Cumnock Tryst festival to feature biggest community project yet

Florence Lockheart
Monday, October 2, 2023

The festival, which takes place 5 to 8 October in Cumnock in Ayrshire, will feature a 350-strong community performance inspired by the area’s mining history

Cumnock Youth Musical Theatre (CYMT) Is one of 10 local community groups participating in the project (Image courtesy of The Cumnock Tryst)
Cumnock Youth Musical Theatre (CYMT) Is one of 10 local community groups participating in the project (Image courtesy of The Cumnock Tryst)

Audiences at this week’s Cumnock Tryst festival in Ayrshire are set to experience the festival’s biggest community project yet. A Musical Celebration of the Coalfields will see 350 members of Cumnock’s local community take part in a pair of performances showcasing new music written by community members and local composers.

Created and led by The Cumnock Tryst, the project brings together local community groups across Cumnock and the Doon Valley with industry professionals to create two concerts with local people writing, composing, and performing alongside the BBC Scottish Symphony Orchestra under the direction of composer and festival founder Sir James MacMillan.

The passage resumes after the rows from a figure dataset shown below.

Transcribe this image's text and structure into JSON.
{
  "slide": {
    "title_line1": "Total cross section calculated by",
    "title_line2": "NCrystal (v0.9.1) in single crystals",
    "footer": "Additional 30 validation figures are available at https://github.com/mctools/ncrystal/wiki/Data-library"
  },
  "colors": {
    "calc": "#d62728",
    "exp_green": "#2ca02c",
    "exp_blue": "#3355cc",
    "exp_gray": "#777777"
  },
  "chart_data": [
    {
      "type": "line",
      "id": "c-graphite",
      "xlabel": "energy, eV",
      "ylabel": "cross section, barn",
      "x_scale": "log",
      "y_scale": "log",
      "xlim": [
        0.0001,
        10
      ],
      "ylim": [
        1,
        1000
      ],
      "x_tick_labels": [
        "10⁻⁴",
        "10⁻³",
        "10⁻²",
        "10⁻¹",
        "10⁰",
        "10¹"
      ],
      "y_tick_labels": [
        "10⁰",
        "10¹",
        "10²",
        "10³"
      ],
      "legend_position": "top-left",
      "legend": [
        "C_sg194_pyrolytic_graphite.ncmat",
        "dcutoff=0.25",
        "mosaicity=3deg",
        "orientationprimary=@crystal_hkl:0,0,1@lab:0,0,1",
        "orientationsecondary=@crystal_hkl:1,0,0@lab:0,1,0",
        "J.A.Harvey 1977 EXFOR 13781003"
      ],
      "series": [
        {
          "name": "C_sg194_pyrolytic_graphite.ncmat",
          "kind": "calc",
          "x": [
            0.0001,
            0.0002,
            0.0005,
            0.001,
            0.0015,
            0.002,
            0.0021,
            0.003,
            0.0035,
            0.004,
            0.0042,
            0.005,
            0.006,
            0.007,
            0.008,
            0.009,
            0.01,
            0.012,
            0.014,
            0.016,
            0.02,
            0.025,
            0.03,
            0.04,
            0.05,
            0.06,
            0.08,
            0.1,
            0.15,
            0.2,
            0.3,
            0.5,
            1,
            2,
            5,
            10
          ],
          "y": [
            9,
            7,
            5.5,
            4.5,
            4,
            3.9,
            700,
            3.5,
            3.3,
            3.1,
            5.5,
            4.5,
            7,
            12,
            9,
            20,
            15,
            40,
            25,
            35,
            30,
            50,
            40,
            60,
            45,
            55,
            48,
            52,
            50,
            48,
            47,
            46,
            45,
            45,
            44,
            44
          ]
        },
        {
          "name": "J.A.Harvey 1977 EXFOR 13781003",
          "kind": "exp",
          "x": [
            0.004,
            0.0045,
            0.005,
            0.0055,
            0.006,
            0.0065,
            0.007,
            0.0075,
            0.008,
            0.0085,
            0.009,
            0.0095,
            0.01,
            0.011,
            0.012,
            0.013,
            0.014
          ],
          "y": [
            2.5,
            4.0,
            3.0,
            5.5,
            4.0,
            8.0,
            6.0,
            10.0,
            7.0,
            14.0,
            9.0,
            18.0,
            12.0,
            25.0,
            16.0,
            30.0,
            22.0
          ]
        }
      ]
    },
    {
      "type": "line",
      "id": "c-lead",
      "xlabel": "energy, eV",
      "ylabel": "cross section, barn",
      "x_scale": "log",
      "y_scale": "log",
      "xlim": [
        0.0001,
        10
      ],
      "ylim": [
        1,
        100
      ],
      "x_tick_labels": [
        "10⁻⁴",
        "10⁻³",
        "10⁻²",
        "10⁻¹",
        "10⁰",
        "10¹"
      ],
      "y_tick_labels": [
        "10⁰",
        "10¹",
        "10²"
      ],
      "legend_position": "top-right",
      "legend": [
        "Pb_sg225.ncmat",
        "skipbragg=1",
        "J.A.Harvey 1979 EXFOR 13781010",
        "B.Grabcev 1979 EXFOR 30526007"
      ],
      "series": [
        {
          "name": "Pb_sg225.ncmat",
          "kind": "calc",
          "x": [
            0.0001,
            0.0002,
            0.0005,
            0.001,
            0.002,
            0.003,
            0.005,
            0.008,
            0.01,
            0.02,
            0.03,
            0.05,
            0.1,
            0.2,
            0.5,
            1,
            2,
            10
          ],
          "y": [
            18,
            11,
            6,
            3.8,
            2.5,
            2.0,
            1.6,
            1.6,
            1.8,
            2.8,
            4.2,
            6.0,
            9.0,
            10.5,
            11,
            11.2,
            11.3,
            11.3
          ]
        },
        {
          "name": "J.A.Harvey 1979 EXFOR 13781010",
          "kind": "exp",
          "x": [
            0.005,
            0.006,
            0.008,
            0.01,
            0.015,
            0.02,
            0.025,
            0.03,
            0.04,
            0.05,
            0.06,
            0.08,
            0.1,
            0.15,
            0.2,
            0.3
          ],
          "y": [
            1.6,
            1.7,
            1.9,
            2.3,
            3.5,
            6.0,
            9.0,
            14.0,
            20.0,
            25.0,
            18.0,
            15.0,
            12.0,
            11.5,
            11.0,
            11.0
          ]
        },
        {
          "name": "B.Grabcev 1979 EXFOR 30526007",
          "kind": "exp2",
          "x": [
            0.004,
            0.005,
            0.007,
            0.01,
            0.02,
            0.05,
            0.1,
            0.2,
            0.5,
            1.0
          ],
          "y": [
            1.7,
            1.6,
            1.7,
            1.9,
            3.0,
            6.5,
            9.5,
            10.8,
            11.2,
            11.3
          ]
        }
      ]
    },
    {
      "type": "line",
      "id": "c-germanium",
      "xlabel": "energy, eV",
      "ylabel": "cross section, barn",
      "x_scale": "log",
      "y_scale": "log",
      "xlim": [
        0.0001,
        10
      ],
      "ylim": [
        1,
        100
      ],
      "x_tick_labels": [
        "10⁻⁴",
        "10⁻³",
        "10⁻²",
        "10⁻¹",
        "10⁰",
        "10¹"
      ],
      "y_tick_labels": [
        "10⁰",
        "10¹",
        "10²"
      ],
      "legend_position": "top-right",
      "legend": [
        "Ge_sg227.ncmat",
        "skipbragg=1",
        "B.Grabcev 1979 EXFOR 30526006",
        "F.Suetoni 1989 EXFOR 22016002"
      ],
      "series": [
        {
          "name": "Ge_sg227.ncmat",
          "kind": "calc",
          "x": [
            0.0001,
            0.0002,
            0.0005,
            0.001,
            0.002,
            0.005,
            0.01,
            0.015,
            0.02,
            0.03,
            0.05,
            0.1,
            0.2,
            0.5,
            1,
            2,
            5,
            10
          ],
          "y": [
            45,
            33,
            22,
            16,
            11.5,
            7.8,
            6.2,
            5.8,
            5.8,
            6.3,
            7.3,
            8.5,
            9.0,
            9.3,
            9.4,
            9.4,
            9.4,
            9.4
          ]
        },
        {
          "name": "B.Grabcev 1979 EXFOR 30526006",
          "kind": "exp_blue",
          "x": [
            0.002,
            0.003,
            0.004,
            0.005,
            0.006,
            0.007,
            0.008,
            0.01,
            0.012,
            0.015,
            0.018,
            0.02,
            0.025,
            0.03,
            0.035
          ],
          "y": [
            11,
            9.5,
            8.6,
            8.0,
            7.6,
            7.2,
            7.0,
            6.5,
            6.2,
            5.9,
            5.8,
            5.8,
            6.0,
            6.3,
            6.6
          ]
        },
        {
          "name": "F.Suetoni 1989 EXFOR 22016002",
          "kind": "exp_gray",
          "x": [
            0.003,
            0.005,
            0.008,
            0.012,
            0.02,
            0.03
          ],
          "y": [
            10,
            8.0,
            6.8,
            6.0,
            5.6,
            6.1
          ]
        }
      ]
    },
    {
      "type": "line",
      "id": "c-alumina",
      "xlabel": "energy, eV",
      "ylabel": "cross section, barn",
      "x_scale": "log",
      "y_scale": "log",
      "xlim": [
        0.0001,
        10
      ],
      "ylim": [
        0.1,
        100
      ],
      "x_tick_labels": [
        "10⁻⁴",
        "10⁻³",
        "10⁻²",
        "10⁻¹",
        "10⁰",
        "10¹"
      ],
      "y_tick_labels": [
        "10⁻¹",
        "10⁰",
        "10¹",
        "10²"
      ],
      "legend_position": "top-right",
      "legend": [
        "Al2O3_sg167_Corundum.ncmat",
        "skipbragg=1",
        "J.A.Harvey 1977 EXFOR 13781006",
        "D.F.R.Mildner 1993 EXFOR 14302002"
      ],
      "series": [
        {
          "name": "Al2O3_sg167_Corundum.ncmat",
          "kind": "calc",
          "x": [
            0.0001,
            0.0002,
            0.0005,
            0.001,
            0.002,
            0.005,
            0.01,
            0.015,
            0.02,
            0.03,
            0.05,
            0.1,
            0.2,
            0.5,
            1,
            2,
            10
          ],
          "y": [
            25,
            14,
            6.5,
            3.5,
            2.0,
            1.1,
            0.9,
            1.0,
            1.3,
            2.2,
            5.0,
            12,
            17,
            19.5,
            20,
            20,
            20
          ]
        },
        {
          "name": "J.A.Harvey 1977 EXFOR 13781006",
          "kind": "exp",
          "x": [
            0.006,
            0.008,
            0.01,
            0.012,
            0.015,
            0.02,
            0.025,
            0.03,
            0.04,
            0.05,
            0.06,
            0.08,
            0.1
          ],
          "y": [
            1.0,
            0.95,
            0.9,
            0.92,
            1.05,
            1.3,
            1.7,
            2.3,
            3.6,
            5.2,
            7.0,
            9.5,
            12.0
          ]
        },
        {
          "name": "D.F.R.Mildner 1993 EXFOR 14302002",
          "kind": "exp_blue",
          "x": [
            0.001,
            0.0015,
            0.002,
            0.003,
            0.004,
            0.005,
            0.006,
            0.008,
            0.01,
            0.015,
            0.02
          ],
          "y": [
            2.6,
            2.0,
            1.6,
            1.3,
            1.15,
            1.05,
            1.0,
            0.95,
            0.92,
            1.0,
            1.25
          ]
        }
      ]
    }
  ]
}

MacMillan said: ‘Working with around three hundred people from across our community in East Ayrshire for around three years now has been one of the most enriching and rewarding experiences I’ve experienced. Through this time together many have created songs for the first time which connect directly into their lives and their families. From the very humorous takes on life in a coal mining community to the inevitable sadness and loneliness that many experienced, these songs have huge heart and I for one cannot wait to hear them performed at our Big Saturday at this year’s Tryst.’

Part of the Coalfields Communities Landscape Partnership the project aims to reconnect local people with the area’s mining history, and ‘regenerate a pride which will help to conserve the rich and unique stories and landscape.’ It is also set to give many participants their first experience of creating and performing music as well as of collaborating with professional musicians.

Across two concerts participants will present 21 world premieres of music written by the community groups in workshops composers, librettists and musicians run between April 2022 and June 2023 in and around Cumnock. These will be performed alongside new commissions from four Ayrshire composers; Jay Capperauld, Michael Murray, Electra Perivolaris and Gillian Walker. MacMillan will close each concert with Eleven, a new work of his own inspired by local sports teams in East Ayrshire.

The wider Cumnock Tryst festival, which will run from 5 to 8 October also features Danielle de Niese, Tenebrae, Michael Symmons Roberts, Findlay Napier, Scott Dickinson and Andrew Berridge and the Cumnock Tryst Festival Chorus with Eamonn Dougan

Things Tae Dae, a social group for adults with learning difficulties in Cumnock, is one of 10 local community groups participating in the project. Maureen Preston, who runs the group, said: ‘The individuals in the group have just loved being part of the project and creating a song that really represents everything that Things Tae Dae is all about. The members have never experienced anything like this before, they’ve probably never even heard an orchestra before. When they first heard the finished song [that they had created] they thought it was amazing and they’ll be singing their words in a way that they’ll remember forever.’